An employer’s email to a “no call/no show” employee asking “what is going on” is not a “medical inquiry” under the ADA, according to the 7th Circuit. EEOC v. Thrivent Financial for Lutherans (7th Cir. Nov. 20. 2012).

The Court rejected the EEOC’s argument that the word “inquiries” in the “Medical Examinations and Inquiries” section of the ADA refers to all job-related inquiries, not just medical inquiries. The Court held that “at a minimum,” an employer must know “something was wrong with the employee before initiating the interaction ….for that interaction to constitute a[n] inquiry [under that section].” No evidence suggested that the defendant should have inferred that the employee’s absence that day was due to a medical condition, the Court noted.

In response to the employer’s email inquiry, the employee provided a lengthy response attributing his absence, and inability to call in, to a migraine headache, and detailing his history of migraine headaches.
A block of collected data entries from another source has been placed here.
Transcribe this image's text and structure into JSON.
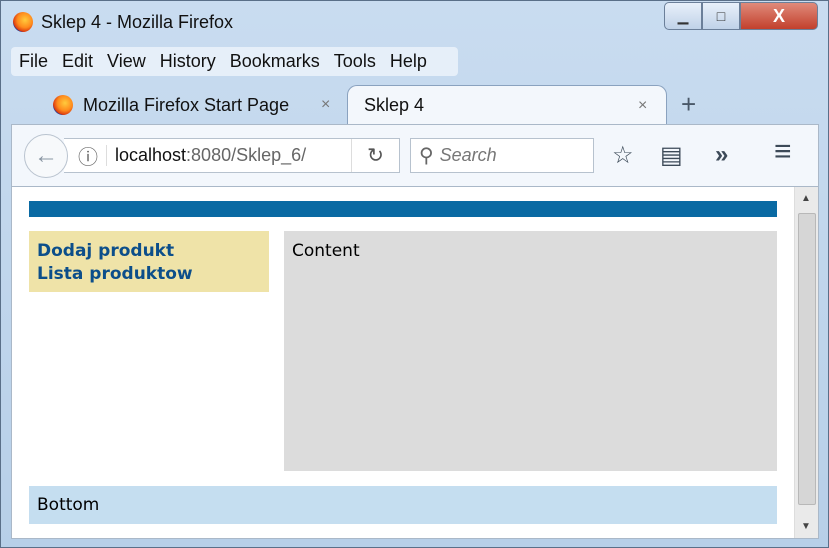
{
  "window": {
    "title": "Sklep 4 - Mozilla Firefox",
    "minimize": "▁",
    "maximize": "□",
    "close": "X"
  },
  "menubar": [
    "File",
    "Edit",
    "View",
    "History",
    "Bookmarks",
    "Tools",
    "Help"
  ],
  "tabs": [
    {
      "label": "Mozilla Firefox Start Page",
      "active": false
    },
    {
      "label": "Sklep 4",
      "active": true
    }
  ],
  "tab_close": "×",
  "new_tab": "+",
  "navbar": {
    "back": "←",
    "info": "ⓘ",
    "url_host": "localhost",
    "url_rest": ":8080/Sklep_6/",
    "reload": "↻",
    "search_icon": "⚲",
    "search_placeholder": "Search",
    "bookmark": "☆",
    "reading_list": "▤",
    "overflow": "»",
    "hamburger": "≡"
  },
  "page": {
    "menu": [
      "Dodaj produkt",
      "Lista produktow"
    ],
    "content": "Content",
    "bottom": "Bottom",
    "accent": "#0a6aa3"
  },
  "scrollbar": {
    "up": "▲",
    "down": "▼"
  }
}
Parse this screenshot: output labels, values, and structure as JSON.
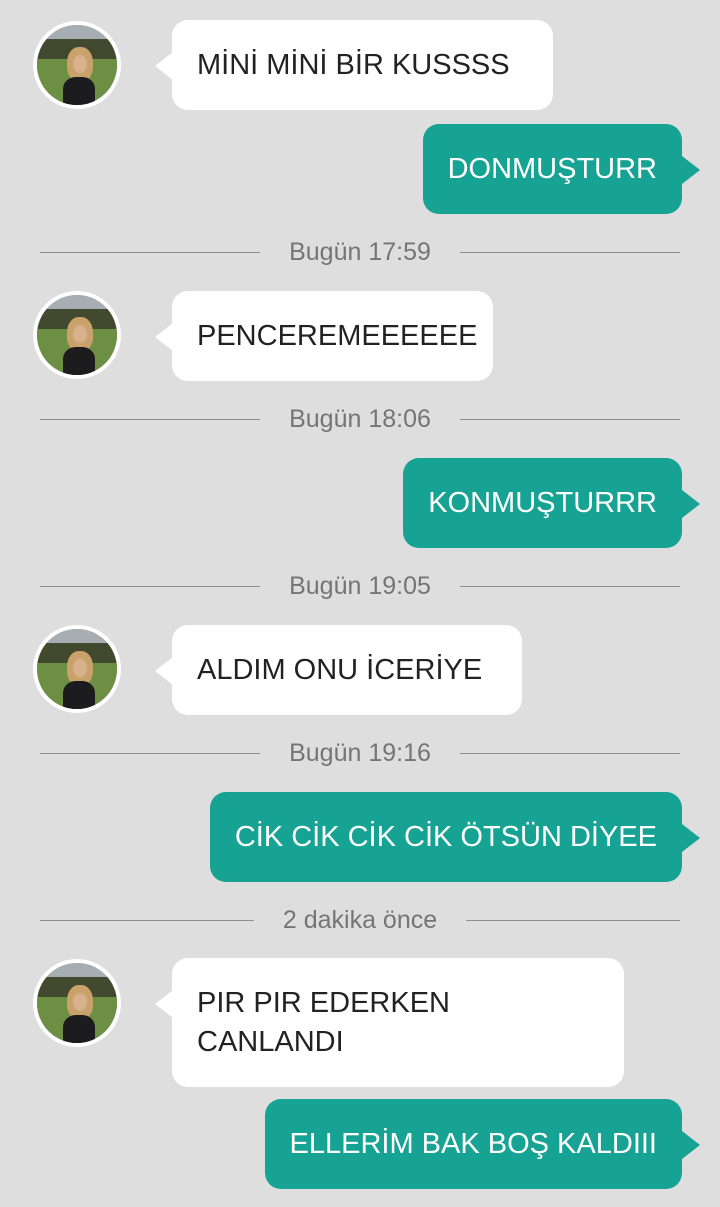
{
  "conversation": {
    "messages": [
      {
        "direction": "incoming",
        "text": "MİNİ MİNİ BİR KUSSSS"
      },
      {
        "direction": "outgoing",
        "text": "DONMUŞTURR"
      },
      {
        "direction": "separator",
        "text": "Bugün 17:59"
      },
      {
        "direction": "incoming",
        "text": "PENCEREMEEEEEE"
      },
      {
        "direction": "separator",
        "text": "Bugün 18:06"
      },
      {
        "direction": "outgoing",
        "text": "KONMUŞTURRR"
      },
      {
        "direction": "separator",
        "text": "Bugün 19:05"
      },
      {
        "direction": "incoming",
        "text": "ALDIM ONU İCERİYE"
      },
      {
        "direction": "separator",
        "text": "Bugün 19:16"
      },
      {
        "direction": "outgoing",
        "text": "CİK CİK CİK CİK ÖTSÜN DİYEE"
      },
      {
        "direction": "separator",
        "text": "2 dakika önce"
      },
      {
        "direction": "incoming",
        "text_line1": "PIR PIR EDERKEN",
        "text_line2": "CANLANDI"
      },
      {
        "direction": "outgoing",
        "text": "ELLERİM BAK BOŞ KALDIII"
      }
    ]
  },
  "colors": {
    "background": "#dedede",
    "incoming_bubble": "#ffffff",
    "outgoing_bubble": "#17a394",
    "separator_text": "#757575"
  }
}
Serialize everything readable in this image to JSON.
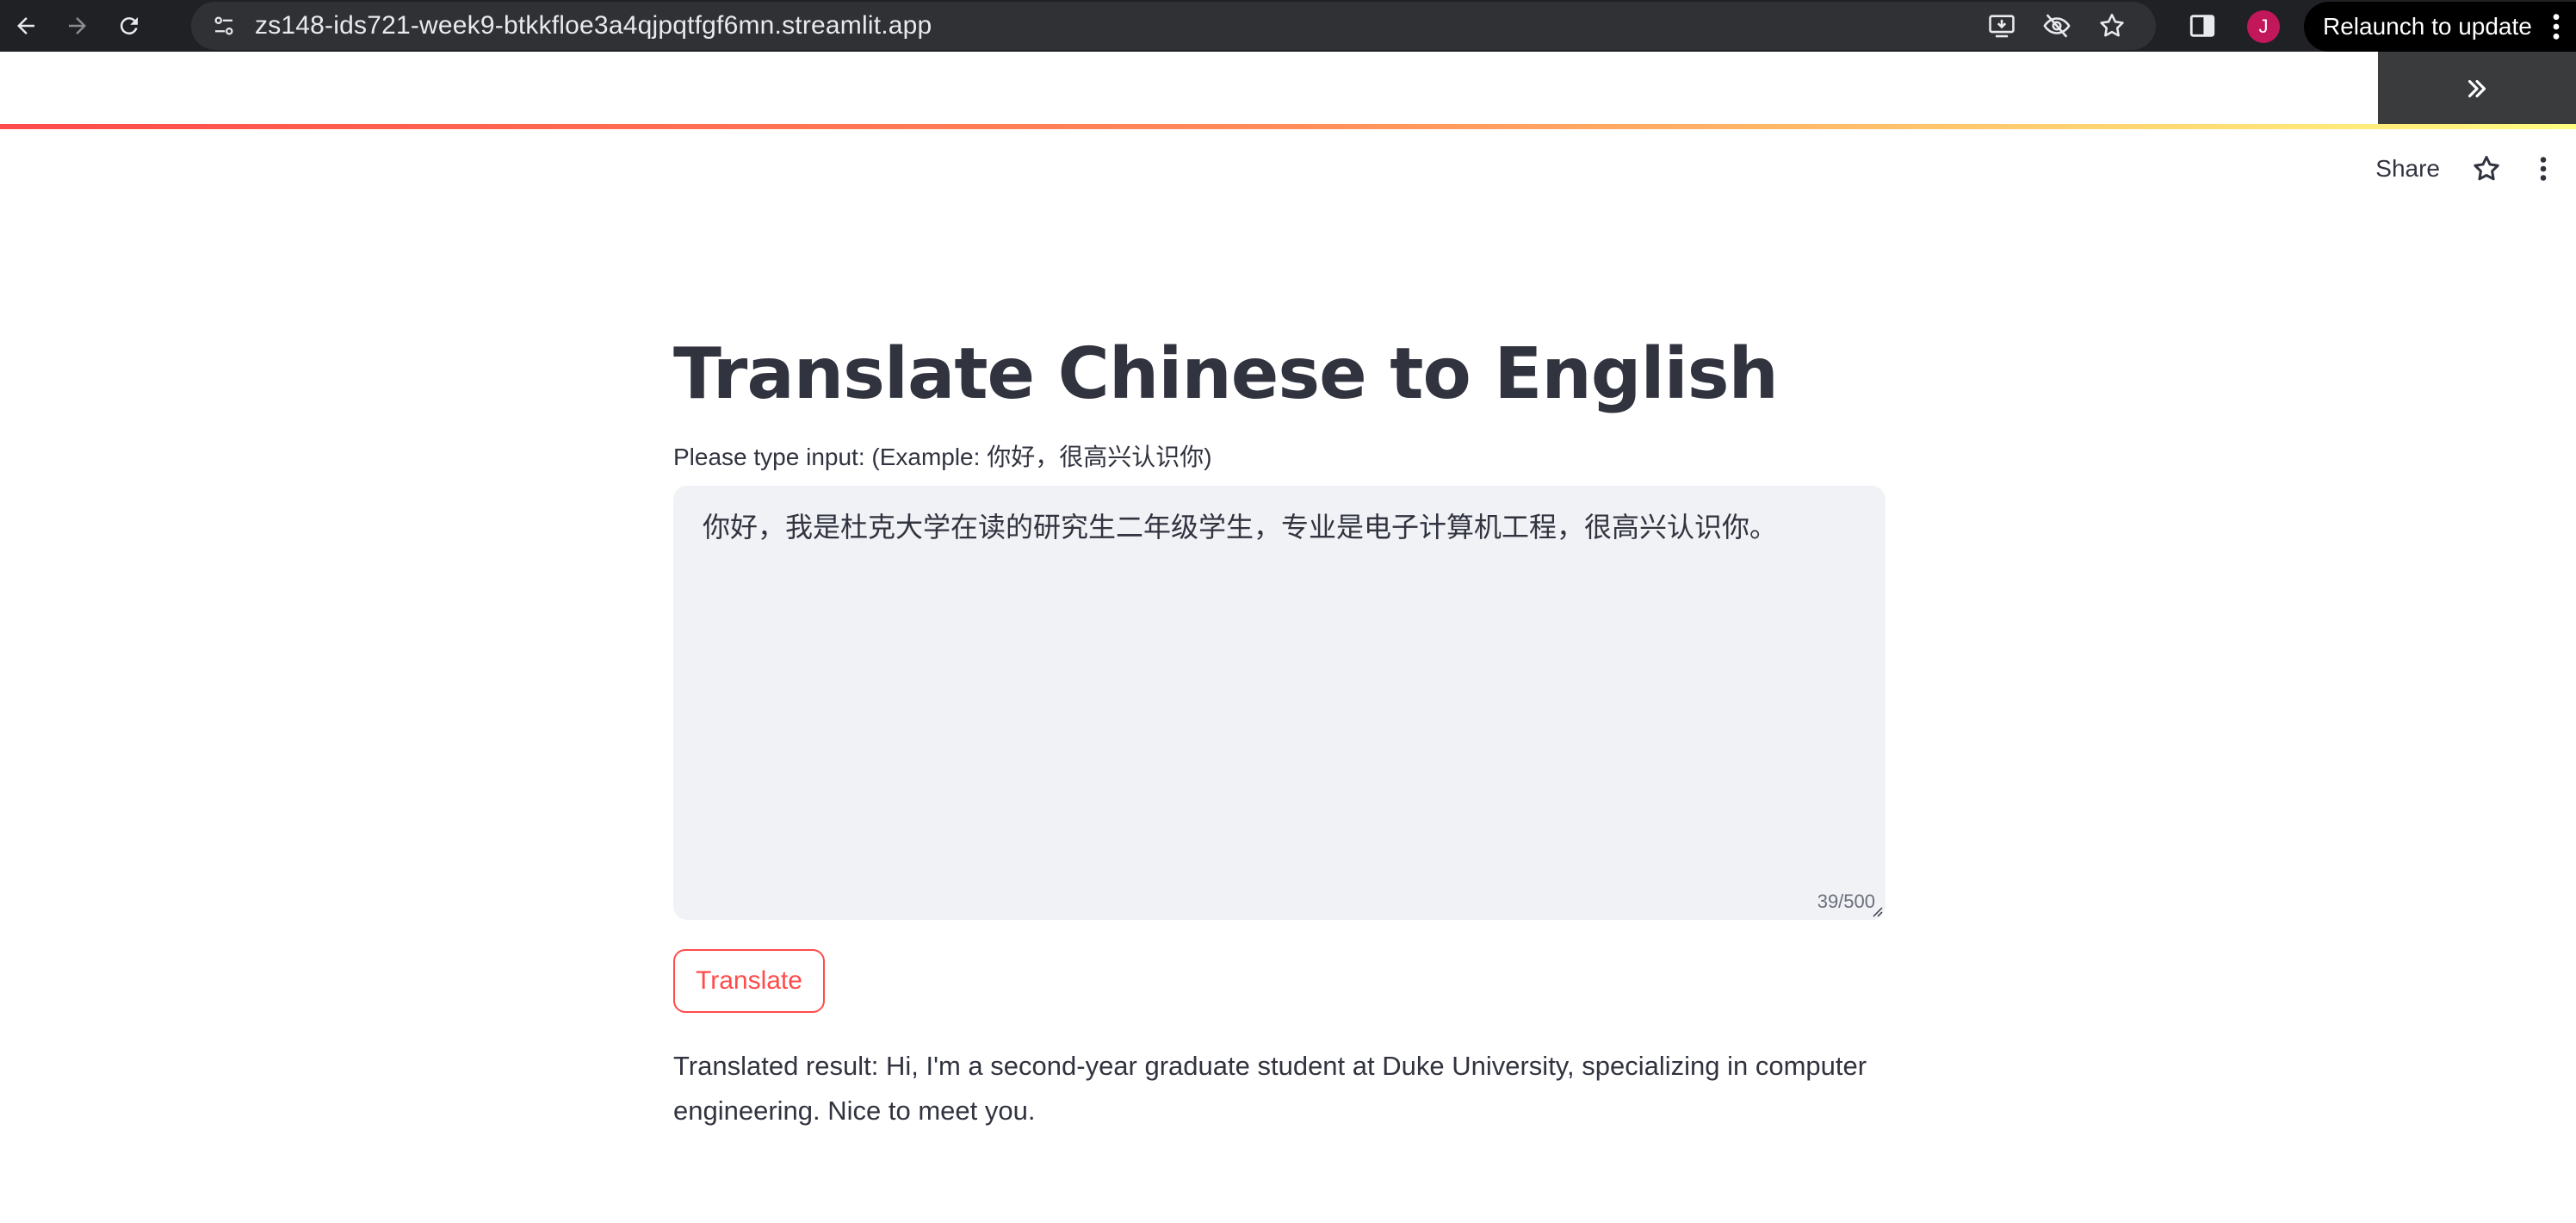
{
  "browser": {
    "url": "zs148-ids721-week9-btkkfloe3a4qjpqtfgf6mn.streamlit.app",
    "relaunch_label": "Relaunch to update",
    "profile_initial": "J",
    "icons": [
      "back-icon",
      "forward-icon",
      "reload-icon",
      "site-info-icon",
      "install-app-icon",
      "eye-off-icon",
      "bookmark-star-icon",
      "side-panel-icon",
      "more-vert-icon"
    ]
  },
  "streamlit": {
    "share_label": "Share",
    "icons": [
      "sidebar-expand-icon",
      "star-icon",
      "main-menu-icon"
    ]
  },
  "main": {
    "title": "Translate Chinese to English",
    "input_label": "Please type input: (Example: 你好，很高兴认识你)",
    "input_value": "你好，我是杜克大学在读的研究生二年级学生，专业是电子计算机工程，很高兴认识你。",
    "char_count": "39/500",
    "button_label": "Translate",
    "result": "Translated result: Hi, I'm a second-year graduate student at Duke University, specializing in computer engineering. Nice to meet you."
  },
  "colors": {
    "chrome_bg": "#202124",
    "omnibox_bg": "#303134",
    "accent": "#ff4b4b",
    "text": "#31333f",
    "textarea_bg": "#f0f2f6"
  }
}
The Court held that because the employer’s email was not a medical inquiry, the employer’s disclosure of the information it learned from the employee’s response did not violate the ADA’s confidentiality provisions.

The case arose because the employee believed the defendant violated the medical information confidentiality provisions of the ADA by sharing the information from his email response with prospective employees calling for reference checks. The Court affirmed the district court’s grant of summary judgment to Thrivant on this claim.